Relationships With Food

It can be hard to understand why people choose the foods they choose to eat. The relationship between food, our minds and our bodies is a complex one. When most people think about weight management, they think about food or the restriction of certain foods. This is only a small part of the whole picture. Without this fundamental understanding, any other nutritional knowledge you may gain might be useless.

Eating habits or food habits refer to why and how we eat, which foods are chosen, ways to obtain foods and who we eat with. Below is a list of common factors.

1. Habit – This affects everybody. The types of food we eat and our eating behaviour is predominantly habitual. By this we mean that very often we eat the same types of food at the same time and in the same way because it is learnt behaviour. For example, how we prepare our coffee – with cream and two sugars and a biscuit on the side.

2. Social – Social influences include our upbringing, cultural background and religion. The influence of peer pressure from loved ones, colleagues and friends is also likely to affect our food choices as well as work-related issues such as income and work schedule.

3. Emotions – Our mood, emotional status and psychological well-being will affect our food choices. We can also be affected by media campaigns, celebrity endorsements, fad diets, food scares and other such external influences.

4. Senses – The way food looks, smells, sounds, tastes and feels (its texture) can all have a major influence on whether we choose to eat it or not. The way in which food connects to our senses is widely used in food marketing campaigns to increase sales.

5. Physiological – Physiological influences relate to the body’s need to stay alive, i.e. its physiological need. Factors such as hormones which can be related to stress, pregnancy and illness etc. have a profound effect on our food choices.

6. Sports participation and exercise – It can be hard to maintain a balanced diet, especially if you are in a sport where you need to maintain the lightest weight possible!

Constant bad habits lead to a gain in weight

The term obese describes a person who’s very overweight, with a lot of body fat.

It’s a common problem in the UK that’s estimated to affect around 1 in every 4 adults and around 1 in every 5 children aged 10 to 11, according to the NHS.

Obesity levels in the UK have more than trebled in the last 30 years and, on current estimates, more than half the population could be obese by 2050.

The cause of the rapid rise in obesity has been blamed on our modern lifestyles, including the prevalence of the car, TVs, computers, desk-bound jobs and high-calorie food. Today’s obesity levels are more than three times what they were in 1980, when only 6% of men and 8% of women were obese.

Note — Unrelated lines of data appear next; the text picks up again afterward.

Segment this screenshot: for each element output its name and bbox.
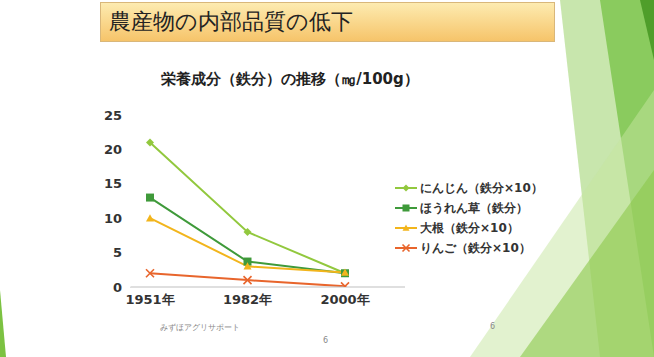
html-text:りんご（鉄分×10）: りんご（鉄分×10） (420, 240, 531, 255)
html-text:大根（鉄分×10）: 大根（鉄分×10） (420, 220, 519, 235)
html-text:ほうれん草（鉄分）: ほうれん草（鉄分） (420, 200, 528, 215)
svg-text:15: 15 (104, 176, 122, 191)
svg-text:1982年: 1982年 (223, 292, 272, 307)
html-text:栄養成分（鉄分）の推移（㎎/100g）: 栄養成分（鉄分）の推移（㎎/100g） (161, 70, 419, 88)
svg-text:1951年: 1951年 (125, 292, 174, 307)
svg-text:20: 20 (104, 142, 122, 157)
html-text:農産物の内部品質の低下: 農産物の内部品質の低下 (109, 9, 353, 34)
html-text:みずほアグリサポート: みずほアグリサポート (160, 323, 240, 332)
svg-text:0: 0 (113, 280, 122, 295)
svg-text:10: 10 (104, 211, 122, 226)
svg-text:2000年: 2000年 (320, 292, 369, 307)
svg-text:25: 25 (104, 108, 122, 123)
html-text:6: 6 (323, 336, 329, 345)
html-text:にんじん（鉄分×10）: にんじん（鉄分×10） (420, 180, 543, 195)
svg-text:5: 5 (113, 245, 122, 260)
html-text:6: 6 (490, 322, 496, 331)
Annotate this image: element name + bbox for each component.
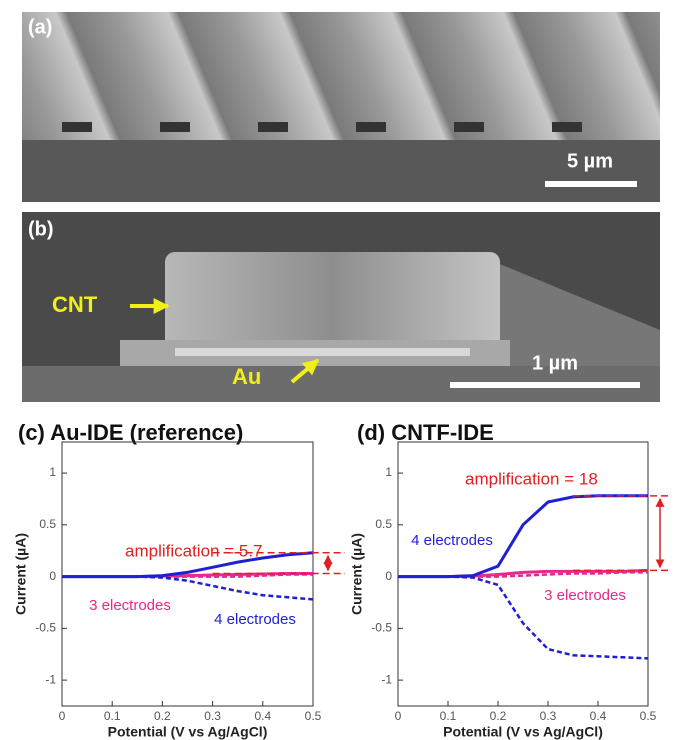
y-tick-label: -0.5	[371, 621, 392, 635]
y-tick-label: 1	[49, 465, 56, 479]
annotation: amplification = 18	[465, 469, 598, 488]
chart-title: (d) CNTF-IDE	[357, 420, 494, 445]
chart: (d) CNTF-IDE 0 0.1 0.2 0.3 0.4 0.5 -1 -0.5 0 0.5 1 P…	[349, 420, 668, 740]
series-label: 3 electrodes	[544, 587, 626, 604]
reverse-scan-line	[62, 577, 313, 600]
annotation: CNT	[52, 292, 98, 317]
y-tick-label: 0.5	[375, 517, 392, 531]
x-tick-label: 0	[59, 709, 66, 723]
x-tick-label: 0.4	[254, 709, 271, 723]
series-label: 4 electrodes	[214, 611, 296, 628]
x-tick-label: 0.1	[440, 709, 457, 723]
scale-bar	[450, 382, 640, 388]
x-tick-label: 0.4	[590, 709, 607, 723]
y-tick-label: -1	[45, 672, 56, 686]
scale-bar	[545, 181, 637, 187]
x-tick-label: 0.3	[540, 709, 557, 723]
chart: (c) Au-IDE (reference) 0 0.1 0.2 0.3 0.4 0.5 -1…	[13, 420, 345, 740]
y-tick-label: 0	[385, 569, 392, 583]
y-axis-label: Current (µA)	[349, 533, 365, 615]
x-tick-label: 0.5	[640, 709, 657, 723]
panel-label: (b)	[28, 218, 54, 240]
figure: (a) 5 µm (b) CNT Au 1 µm (c) Au-IDE (ref…	[0, 0, 676, 740]
x-tick-label: 0.2	[490, 709, 507, 723]
x-tick-label: 0	[395, 709, 402, 723]
sem-image-a: (a) 5 µm	[22, 12, 660, 202]
sem-image-b: (b) CNT Au 1 µm	[22, 212, 660, 402]
scale-bar-label: 1 µm	[532, 352, 578, 374]
y-tick-label: -0.5	[35, 621, 56, 635]
x-axis-label: Potential (V vs Ag/AgCl)	[443, 724, 603, 740]
annotation: amplification = 5.7	[125, 541, 263, 560]
y-tick-label: -1	[381, 672, 392, 686]
y-axis-label: Current (µA)	[13, 533, 29, 615]
x-tick-label: 0.2	[154, 709, 171, 723]
chart-title: (c) Au-IDE (reference)	[18, 420, 243, 445]
annotation: Au	[232, 364, 261, 389]
scale-bar-label: 5 µm	[567, 150, 613, 172]
series-label: 3 electrodes	[89, 597, 171, 614]
x-tick-label: 0.1	[104, 709, 121, 723]
panel-label: (a)	[28, 16, 52, 38]
y-tick-label: 0	[49, 569, 56, 583]
y-tick-label: 0.5	[39, 517, 56, 531]
x-tick-label: 0.5	[305, 709, 322, 723]
y-tick-label: 1	[385, 465, 392, 479]
x-tick-label: 0.3	[204, 709, 221, 723]
series-label: 4 electrodes	[411, 532, 493, 549]
x-axis-label: Potential (V vs Ag/AgCl)	[108, 724, 268, 740]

Most people who become obese put on weight gradually between the ages of 20 and 40, but there is some suggestion that the path is set in early childhood.

Obesity is now considered a world-wide epidemic. Contrary to popular belief, it is not caused by eating too much of any one nutrient, it is just caused by eating too many calories compared to what we need. Calories (energy) are provided by the nutrients carbohydrate, fat, protein and also alcohol. Having too many calories provided by any or all of these, over and above what the body really needs, means we store extra calories as body fat/weight.

Body fat is comprised of millions of fat cells, also called adipocytes, with the average adult having around 40 billion. The weight of adipose tissue is about 20 percent of body weight, making it one of the biggest organs in the body.

Fat can be defined by where it’s found in the body: subcutaneous fat is located just below the surface of the skin while visceral fat is found in the abdominal cavity, surrounding the internal organs.

Furthermore, there are two types of adipose tissue: White and brown. White adipose tissue is primarily used as an energy reserve and brown adipose tissue functions to generate heat.

Adipose tissue has been identified as an endocrine organ because of its production of signalling proteins, which influence several important functions including glucose and lipid metabolism, blood coagulation and insulin sensitivity. Excessive adipose tissue has been shown to disrupt the normal endocrine functions of fat cells and can negatively affect health.